粉刷房子 II

/*
 * Leetcode: Paint House II
 * Problem statement: There are a row of n houses, each house can be painted with one of the k colors. The cost of painting each house with a certain color is different. You have to paint all the houses such that no two adjacent houses have the same color. The cost of painting each house with a certain color is represented by a n x k cost matrix. 
 * Find the minimum cost to paint all houses.
 *
 * Approach: Dynamic Programming with Java Streams
 * 1. We will maintain a dp array where dp[i][j] represents the minimum cost to paint house i with color j.

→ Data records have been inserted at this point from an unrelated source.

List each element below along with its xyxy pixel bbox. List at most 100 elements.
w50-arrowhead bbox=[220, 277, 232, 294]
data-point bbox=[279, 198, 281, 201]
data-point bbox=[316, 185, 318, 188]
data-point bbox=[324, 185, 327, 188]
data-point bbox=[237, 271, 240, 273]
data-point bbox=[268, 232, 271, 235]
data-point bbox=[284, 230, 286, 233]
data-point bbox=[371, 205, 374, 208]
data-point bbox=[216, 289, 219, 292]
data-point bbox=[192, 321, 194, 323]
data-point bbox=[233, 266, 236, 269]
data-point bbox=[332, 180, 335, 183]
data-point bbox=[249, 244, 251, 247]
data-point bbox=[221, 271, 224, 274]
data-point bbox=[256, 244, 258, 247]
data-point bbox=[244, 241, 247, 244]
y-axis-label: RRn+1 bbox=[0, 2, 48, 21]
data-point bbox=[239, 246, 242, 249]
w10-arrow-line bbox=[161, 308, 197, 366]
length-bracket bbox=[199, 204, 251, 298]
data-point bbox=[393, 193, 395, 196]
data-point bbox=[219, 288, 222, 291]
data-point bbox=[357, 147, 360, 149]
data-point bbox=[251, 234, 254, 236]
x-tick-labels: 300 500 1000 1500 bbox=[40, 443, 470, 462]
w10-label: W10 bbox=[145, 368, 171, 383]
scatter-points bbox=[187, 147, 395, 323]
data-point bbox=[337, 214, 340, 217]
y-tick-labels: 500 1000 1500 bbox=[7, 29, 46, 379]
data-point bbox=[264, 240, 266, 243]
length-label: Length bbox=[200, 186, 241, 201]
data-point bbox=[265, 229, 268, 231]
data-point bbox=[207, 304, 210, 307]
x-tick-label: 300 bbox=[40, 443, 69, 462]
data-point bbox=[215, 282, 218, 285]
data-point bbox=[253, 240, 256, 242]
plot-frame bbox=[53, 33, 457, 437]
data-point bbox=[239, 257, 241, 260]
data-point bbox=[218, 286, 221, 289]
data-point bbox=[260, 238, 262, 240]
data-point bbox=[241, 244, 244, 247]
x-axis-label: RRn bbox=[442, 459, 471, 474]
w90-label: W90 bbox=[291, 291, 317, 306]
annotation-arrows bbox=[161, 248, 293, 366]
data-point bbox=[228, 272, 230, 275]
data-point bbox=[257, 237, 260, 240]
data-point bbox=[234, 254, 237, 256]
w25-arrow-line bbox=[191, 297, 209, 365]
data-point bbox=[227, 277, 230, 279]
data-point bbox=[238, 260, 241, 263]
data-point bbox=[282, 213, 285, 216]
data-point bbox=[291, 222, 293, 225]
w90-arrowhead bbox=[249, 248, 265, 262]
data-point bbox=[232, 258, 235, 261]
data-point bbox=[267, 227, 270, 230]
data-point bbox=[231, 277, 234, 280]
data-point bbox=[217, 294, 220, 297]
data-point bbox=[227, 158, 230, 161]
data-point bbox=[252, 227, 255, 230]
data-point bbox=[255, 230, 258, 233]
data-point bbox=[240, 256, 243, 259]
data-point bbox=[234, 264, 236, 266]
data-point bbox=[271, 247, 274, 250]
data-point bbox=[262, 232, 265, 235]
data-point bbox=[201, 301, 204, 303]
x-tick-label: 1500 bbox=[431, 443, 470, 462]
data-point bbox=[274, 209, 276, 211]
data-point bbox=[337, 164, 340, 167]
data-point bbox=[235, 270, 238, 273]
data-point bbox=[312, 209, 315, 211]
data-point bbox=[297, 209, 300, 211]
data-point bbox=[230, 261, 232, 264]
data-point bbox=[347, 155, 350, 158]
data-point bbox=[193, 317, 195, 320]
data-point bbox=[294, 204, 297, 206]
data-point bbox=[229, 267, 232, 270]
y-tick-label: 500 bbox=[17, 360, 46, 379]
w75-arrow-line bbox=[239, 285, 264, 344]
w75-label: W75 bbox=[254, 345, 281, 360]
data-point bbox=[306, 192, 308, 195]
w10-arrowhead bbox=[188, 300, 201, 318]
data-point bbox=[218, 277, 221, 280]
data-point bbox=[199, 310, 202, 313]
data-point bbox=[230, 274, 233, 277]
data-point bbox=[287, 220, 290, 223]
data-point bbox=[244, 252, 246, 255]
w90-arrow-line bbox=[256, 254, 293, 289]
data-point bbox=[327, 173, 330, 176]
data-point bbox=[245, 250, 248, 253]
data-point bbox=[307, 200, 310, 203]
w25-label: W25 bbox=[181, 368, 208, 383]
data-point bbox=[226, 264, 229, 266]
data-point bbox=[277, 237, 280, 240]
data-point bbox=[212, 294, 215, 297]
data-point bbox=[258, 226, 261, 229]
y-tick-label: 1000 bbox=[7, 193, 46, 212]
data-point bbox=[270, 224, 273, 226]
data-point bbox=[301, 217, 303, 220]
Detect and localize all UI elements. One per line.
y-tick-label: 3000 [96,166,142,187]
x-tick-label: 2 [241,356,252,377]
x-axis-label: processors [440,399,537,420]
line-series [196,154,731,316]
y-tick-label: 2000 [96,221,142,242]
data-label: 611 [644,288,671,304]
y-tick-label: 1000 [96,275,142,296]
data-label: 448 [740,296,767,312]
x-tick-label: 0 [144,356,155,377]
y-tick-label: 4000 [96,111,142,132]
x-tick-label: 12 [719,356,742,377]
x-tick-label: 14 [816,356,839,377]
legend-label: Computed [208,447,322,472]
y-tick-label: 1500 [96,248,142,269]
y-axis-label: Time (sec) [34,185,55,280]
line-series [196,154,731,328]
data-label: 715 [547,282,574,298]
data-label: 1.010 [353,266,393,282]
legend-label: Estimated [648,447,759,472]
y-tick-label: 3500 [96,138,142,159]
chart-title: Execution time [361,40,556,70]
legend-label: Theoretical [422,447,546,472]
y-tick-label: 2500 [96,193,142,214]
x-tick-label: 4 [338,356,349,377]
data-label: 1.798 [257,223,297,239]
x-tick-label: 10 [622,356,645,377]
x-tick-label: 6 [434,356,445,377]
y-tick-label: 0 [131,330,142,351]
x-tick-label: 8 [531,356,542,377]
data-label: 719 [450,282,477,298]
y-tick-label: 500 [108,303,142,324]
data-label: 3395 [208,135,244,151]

 * 2. We will iterate through each house and each color, updating the dp array by adding the cost of painting the current house with the current color to the minimum cost of painting the previous house with a different color.
 * 3. The final answer will be the minimum value in the last row of the dp array.
 */
import java.util.Arrays;
import java.util.stream.IntStream;
 
public class SolutionStream {
    public int minCostII(int[][] costs) {
        if (costs == null || costs.length == 0) return 0;
        int n = costs.length;
        int k = costs[0].length;
        int[][] dp = new int[n][k];
 
        IntStream.range(0, k).forEach(j -> dp[0][j] = costs[0][j]);
 
        IntStream.range(1, n).forEach(i -> {
            IntStream.range(0, k).forEach(j -> {
                dp[i][j] = costs[i][j] + IntStream.range(0, k).filter(l -> l != j).map(l -> dp[i - 1][l]).min().orElse(Integer.MAX_VALUE);
            });
        });
 
        return IntStream.range(0, k).map(j -> dp[n - 1][j]).min().orElse(Integer.MAX_VALUE);
    }
}